El Capitán vino a comer a nuestra choza. Yo me senté sobre la cama de paja, detrás de Rosmarie. Desde allí podía observarlo detenidamente sin ser vista. Serio y en silencio, sostenía su plato en la mano y comía sin levantar la vista. A diferencia de otros soldados, su uniforme se veía limpio y en orden. En su cabeza portaba un sombrero blanco con una insignia militar. Era un hombrecillo pequeño, de modales finos. En sus ojos fríos se reflejaba una mirada sombría e inquisidora.

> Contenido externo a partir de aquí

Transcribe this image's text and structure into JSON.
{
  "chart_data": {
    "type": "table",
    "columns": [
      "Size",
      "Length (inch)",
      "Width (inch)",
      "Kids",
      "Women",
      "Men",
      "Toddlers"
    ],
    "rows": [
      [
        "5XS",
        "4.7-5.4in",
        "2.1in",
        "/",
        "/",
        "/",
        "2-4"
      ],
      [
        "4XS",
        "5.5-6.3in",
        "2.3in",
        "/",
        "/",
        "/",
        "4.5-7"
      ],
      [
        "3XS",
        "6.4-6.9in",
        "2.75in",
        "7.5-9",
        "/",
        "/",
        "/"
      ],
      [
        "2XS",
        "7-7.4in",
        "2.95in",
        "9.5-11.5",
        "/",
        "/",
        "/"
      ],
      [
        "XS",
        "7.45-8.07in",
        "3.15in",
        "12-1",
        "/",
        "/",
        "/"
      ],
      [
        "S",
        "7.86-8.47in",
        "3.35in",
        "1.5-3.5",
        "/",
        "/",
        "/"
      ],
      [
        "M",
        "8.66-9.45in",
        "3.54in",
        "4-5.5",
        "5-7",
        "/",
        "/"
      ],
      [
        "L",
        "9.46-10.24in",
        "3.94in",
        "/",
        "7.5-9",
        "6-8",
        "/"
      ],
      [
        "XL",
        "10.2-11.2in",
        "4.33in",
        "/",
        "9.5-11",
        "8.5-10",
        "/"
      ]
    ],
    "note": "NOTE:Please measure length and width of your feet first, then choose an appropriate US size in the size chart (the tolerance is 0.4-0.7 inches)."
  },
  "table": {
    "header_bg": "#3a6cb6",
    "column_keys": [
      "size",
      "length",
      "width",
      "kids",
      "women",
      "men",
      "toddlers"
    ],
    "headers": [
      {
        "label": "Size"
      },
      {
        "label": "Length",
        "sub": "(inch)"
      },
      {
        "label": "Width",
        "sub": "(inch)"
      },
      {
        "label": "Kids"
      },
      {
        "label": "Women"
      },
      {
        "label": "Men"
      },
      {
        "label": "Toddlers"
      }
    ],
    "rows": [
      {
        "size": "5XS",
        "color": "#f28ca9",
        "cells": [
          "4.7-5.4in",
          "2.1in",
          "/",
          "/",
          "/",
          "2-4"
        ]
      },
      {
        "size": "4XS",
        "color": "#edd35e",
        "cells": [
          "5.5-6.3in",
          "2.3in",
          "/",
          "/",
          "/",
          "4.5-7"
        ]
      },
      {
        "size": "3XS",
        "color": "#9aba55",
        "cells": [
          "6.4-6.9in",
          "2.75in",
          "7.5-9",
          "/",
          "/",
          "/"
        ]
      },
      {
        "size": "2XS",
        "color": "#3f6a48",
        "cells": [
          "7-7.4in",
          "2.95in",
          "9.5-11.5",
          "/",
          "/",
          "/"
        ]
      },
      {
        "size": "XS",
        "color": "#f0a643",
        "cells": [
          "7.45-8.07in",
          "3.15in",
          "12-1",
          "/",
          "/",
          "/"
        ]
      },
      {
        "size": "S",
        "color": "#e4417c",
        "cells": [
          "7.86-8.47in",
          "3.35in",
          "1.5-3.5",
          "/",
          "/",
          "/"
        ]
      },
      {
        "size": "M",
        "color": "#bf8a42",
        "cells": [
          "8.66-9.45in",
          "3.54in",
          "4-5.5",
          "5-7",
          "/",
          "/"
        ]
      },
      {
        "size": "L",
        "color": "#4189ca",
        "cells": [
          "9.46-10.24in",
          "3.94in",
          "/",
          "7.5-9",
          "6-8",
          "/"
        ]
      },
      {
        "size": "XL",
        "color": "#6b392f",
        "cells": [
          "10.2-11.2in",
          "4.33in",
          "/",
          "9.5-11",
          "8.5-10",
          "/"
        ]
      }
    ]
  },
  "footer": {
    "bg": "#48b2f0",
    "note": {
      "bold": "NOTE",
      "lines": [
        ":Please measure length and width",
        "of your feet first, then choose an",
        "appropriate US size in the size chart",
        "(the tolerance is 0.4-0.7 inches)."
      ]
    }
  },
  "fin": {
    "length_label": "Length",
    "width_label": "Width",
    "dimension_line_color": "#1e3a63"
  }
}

Evitaba mirarnos directamente a la cara, pero cuando lo hacía, uno no podía evitar esa extraña sensación de miedo e inseguridad.

Cuando acabó de comer, se despidió cortésmente y salió.

Restablecidas nuestras fuerzas, tratamos de acomodarnos para descansar un poco. Extendí un paño sobre la paja de la cama y nos recostamos. Los Oliveira estaban muy agotados debido al largo viaje desde su tierra natal y los terribles momentos vividos. En pocos minutos se encontraban durmiendo profundamente. Yo, por el contrario, no podía conciliar el sueño.

Ahora, en el silencio, comprendí que mis miedos se habían hecho realidad y que éramos prisioneros de la UNITA. Uno tras otro se agolpaban recuerdos del año y medio de vida pasados entre los nativos en el Bongo, y me llenaba de tristeza. Lamenté amargamente no poder volver nunca más a ver ese lugar amado, y comencé a llorar en silencio, tratando de que nadie se diera cuenta de mi debilidad.

Así pasó la tarde, y pronto comenzó a anochecer. Los Oliveira se despertaron y juntos hicimos un fuego en la chocita. La familia Sabaté se unió para conversar y recoger impresiones. Ronaldo se interesó en saber más detalles sobre el grupo guerrillero y lo que perseguían al capturarnos. Les contamos sobre aquellos casos de personas que habían sido secuestradas y luego liberadas sin que nada les sucediera. Él se encontraba sumamente nervioso, porque por la mañana había sido llamado dos veces para responder a interrogatorios en los que los guerrilleros trataban de saber la postura de Brasil con respecto al Gobierno de Angola y de la UNITA. Ronaldo había tratado de responder de la manera más cuidadosa posible. De todas formas, en realidad, él realmente no conocía mucho al respecto.